Possible, but my parents just got rid of their land line because only scammers would call it. Mostly robocalls, but some attempts to trick them into saying “yes”. I think a lot of older people are following suit. The land line has become toxic.
So they unplugged it. But my parents are also iPhone users, which also helps because we talk on FaceTime all the time. Makes intercontinental calls so, so much easier.
I am not the biggest fan of surveys and polls because the people who report polls do not provide context for how the questions in the poll were written, delivered, and ordered.
“Assuming that Joe Biden crushes (edited from bunches) Welsh Corgi puppies for a chuckle, do you approve of his work so far?”
1 Approved
2 Disapprove
3 Strongly disapprove
4 Very strongly disapprove
5 Overwhelmingly strongly disapprove
When I get calls from political survey pollsters, I generally lie through my teeth if I answer at all.
Who would’ve known that applying tried and true statistical analysis to a bunch of flawed data sets would result in…garbage?
I’ve seen some of the more honest statisticians just come out and admit that polls in general are a lot less accurate than they were 10 or 15 years ago because people don’t respond to traditional phone polls the way they used to. No shame in saying “the game has changed and we haven’t figured out how to keep up.” But blaming Democrats for their polling practices is all kinds of dumb.

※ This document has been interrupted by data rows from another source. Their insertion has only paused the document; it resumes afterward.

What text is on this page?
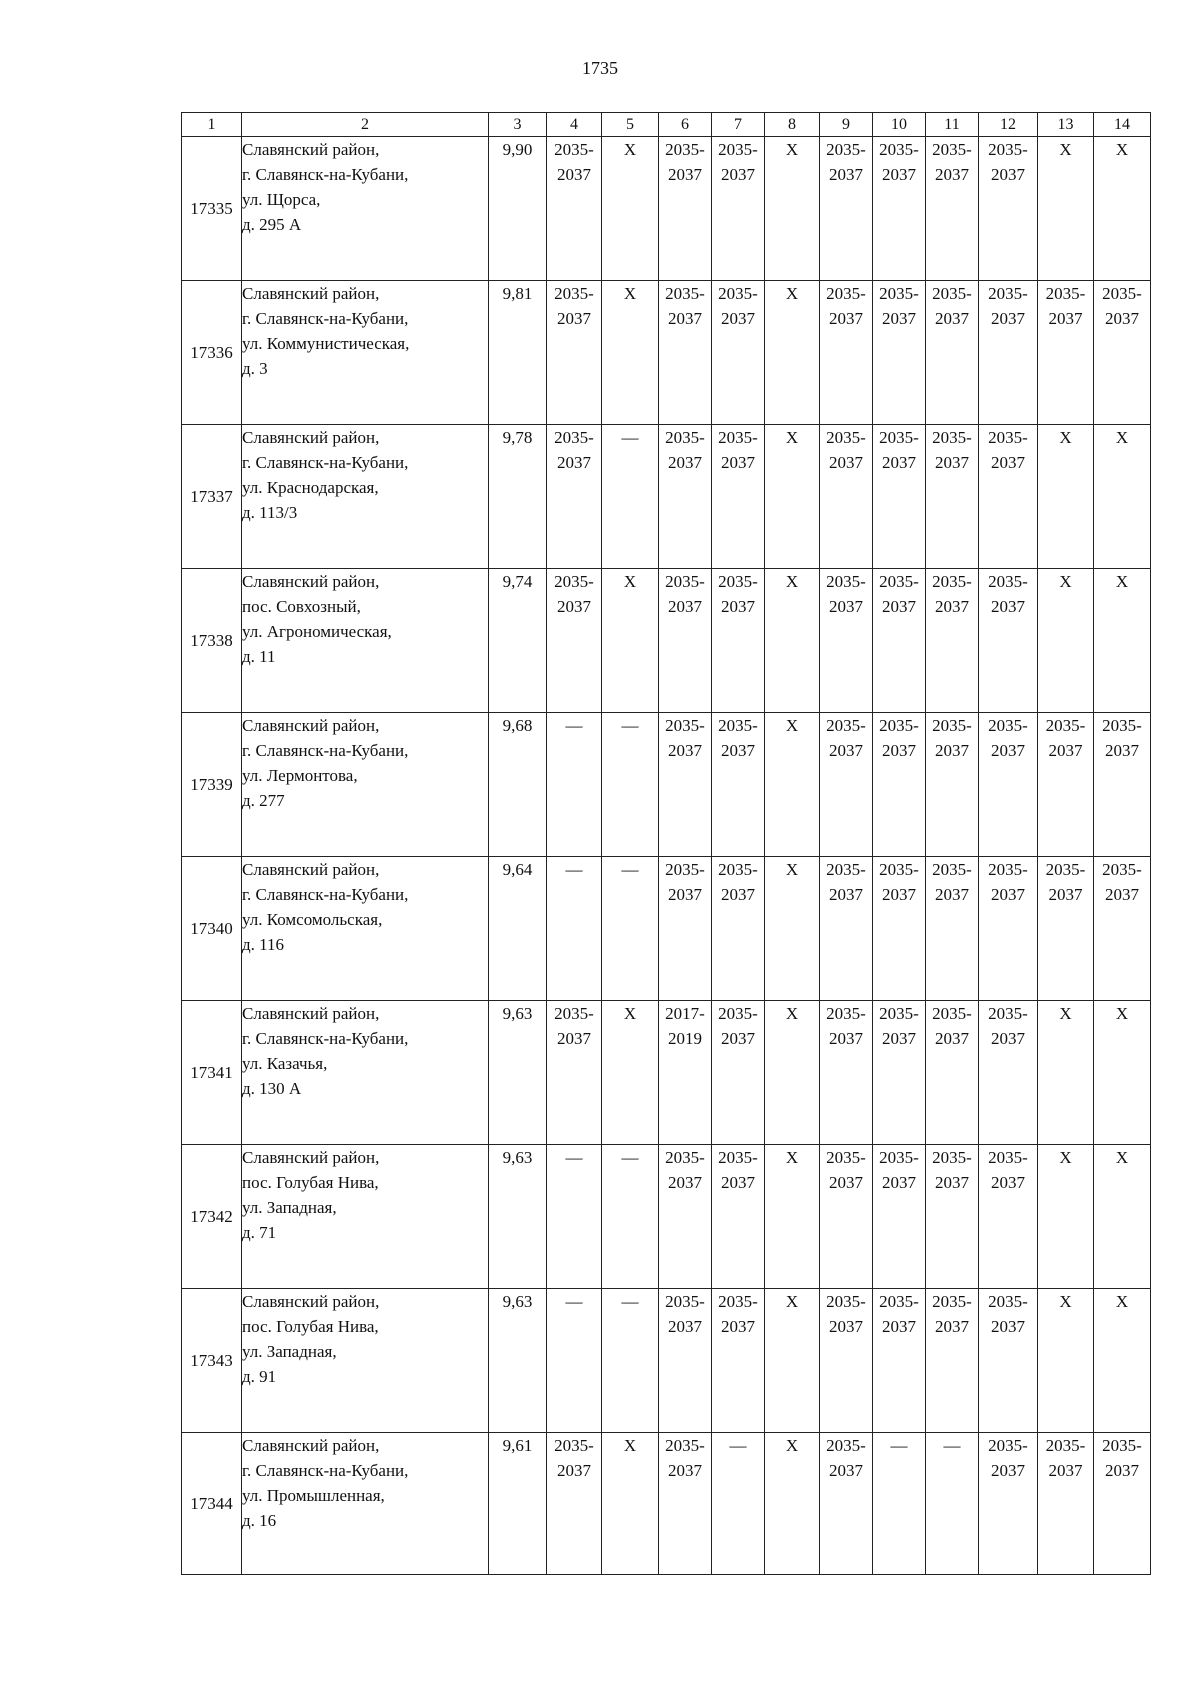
1735
1	2	3	4	5	6	7	8	9	10	11	12	13	14
17335	Славянский район,
г. Славянск-на-Кубани,
ул. Щорса,
д. 295 А	9,90	2035-
2037	Х	2035-
2037	2035-
2037	Х	2035-
2037	2035-
2037	2035-
2037	2035-
2037	Х	Х

17336	Славянский район,
г. Славянск-на-Кубани,
ул. Коммунистическая,
д. 3	9,81	2035-
2037	Х	2035-
2037	2035-
2037	Х	2035-
2037	2035-
2037	2035-
2037	2035-
2037	2035-
2037	2035-
2037

17337	Славянский район,
г. Славянск-на-Кубани,
ул. Краснодарская,
д. 113/3	9,78	2035-
2037	—	2035-
2037	2035-
2037	Х	2035-
2037	2035-
2037	2035-
2037	2035-
2037	Х	Х

17338	Славянский район,
пос. Совхозный,
ул. Агрономическая,
д. 11	9,74	2035-
2037	Х	2035-
2037	2035-
2037	Х	2035-
2037	2035-
2037	2035-
2037	2035-
2037	Х	Х

17339	Славянский район,
г. Славянск-на-Кубани,
ул. Лермонтова,
д. 277	9,68	—	—	2035-
2037	2035-
2037	Х	2035-
2037	2035-
2037	2035-
2037	2035-
2037	2035-
2037	2035-
2037

17340	Славянский район,
г. Славянск-на-Кубани,
ул. Комсомольская,
д. 116	9,64	—	—	2035-
2037	2035-
2037	Х	2035-
2037	2035-
2037	2035-
2037	2035-
2037	2035-
2037	2035-
2037

17341	Славянский район,
г. Славянск-на-Кубани,
ул. Казачья,
д. 130 А	9,63	2035-
2037	Х	2017-
2019	2035-
2037	Х	2035-
2037	2035-
2037	2035-
2037	2035-
2037	Х	Х

17342	Славянский район,
пос. Голубая Нива,
ул. Западная,
д. 71	9,63	—	—	2035-
2037	2035-
2037	Х	2035-
2037	2035-
2037	2035-
2037	2035-
2037	Х	Х

17343	Славянский район,
пос. Голубая Нива,
ул. Западная,
д. 91	9,63	—	—	2035-
2037	2035-
2037	Х	2035-
2037	2035-
2037	2035-
2037	2035-
2037	Х	Х

17344	Славянский район,
г. Славянск-на-Кубани,
ул. Промышленная,
д. 16	9,61	2035-
2037	Х	2035-
2037	—	Х	2035-
2037	—	—	2035-
2037	2035-
2037	2035-
2037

Well, but Nate Silver is a rational man and therefore isn’t being emotional, and so he must be correct, unlike those emotional Democrats worried about oppression and democracy! /s
Interpretations will differ, but after reading the tweets in question it’s not clear to me that he’s “blaming” the Democratic pollsters for anything. My read on what he said is that the Democratic pollsters are less willing than their GOP counterparts to suffer the reputational risk of releasing biased polls, but I’m not sure he’s making any value judgments about that decision. He’s also claiming that the 538 averages can account for that “house effect.”